Elia est le fils d'un puissant trafiquant de drogue, le très influent Enoa Ballade. On ne sait que peu de choses du jeune garçon de quinze ans, si ce n'est qu'il a été élevé dans un milieu riche et qu'il n'a jamais vu son père. Il est protégé par le robot de combat Chérubin, qui, comme nous le voyons dans le prologue de l'oeuvre, appartenait déjà à Enoa lorsqu'à quinze ans, il traçait son destin en assassinant son propre père lors de leur première rencontre.
Dans les premiers chapitres, Elia est un gamin pas très débrouillard, qui réussit par hasard à échapper à son propre kidnapping, alors que sa mère et sa soeur se font enlever. Vivant seul avec Chérubin qui le protège, il se fera vite prendre en otage par un groupe de terroristes recherchés par plusieurs instances militaires. Cela sera son premier contact avec le monde difficile dans lequel il vit, à travers le combat, la violence, la mort, le meurtre... Très vite, le jeune garçon laissera tomber ses espoirs d'un monde où tout le monde vivrait heureux, et commencera à tuer pour protéger ceux qu'il aime. Et ce n'est qu'à cet instant qu'il deviendra un vrai homme, capable d'affronter la réalité seul.

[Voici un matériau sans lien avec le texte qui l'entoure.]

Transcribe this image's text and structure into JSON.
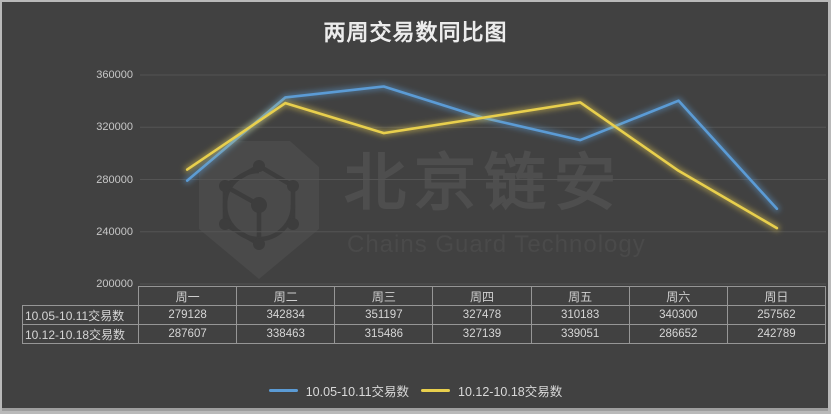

Tout au long du manga, on voit Elia se rapprocher de l'image de son père, où celle qu'on peut avoir de lui. Tel un dieu, Enoa Ballade est à la fois le point de départ et le but que semble inconsciemment poursuivre le jeune garçon. Ici, vivre veut dire accepter le monde tel qu'il est et se battre pour survivre, de manière totalement égoïste. Parmi les personnages principaux, ceux qui survivent sont ceux qui sont les moins humains, et ceux qui meurent sont donc les plus attachants, mais aussi les plus faibles. Quel est l'intérêt de la survie si tout ce que l'on a d'humain en nous doit mourir ? Qui doit-on préférer entre celui qui vit avec un corps mécanique et celui qui a tué tous ses sentiments pour n'être plus qu'un robot sans âme propre ?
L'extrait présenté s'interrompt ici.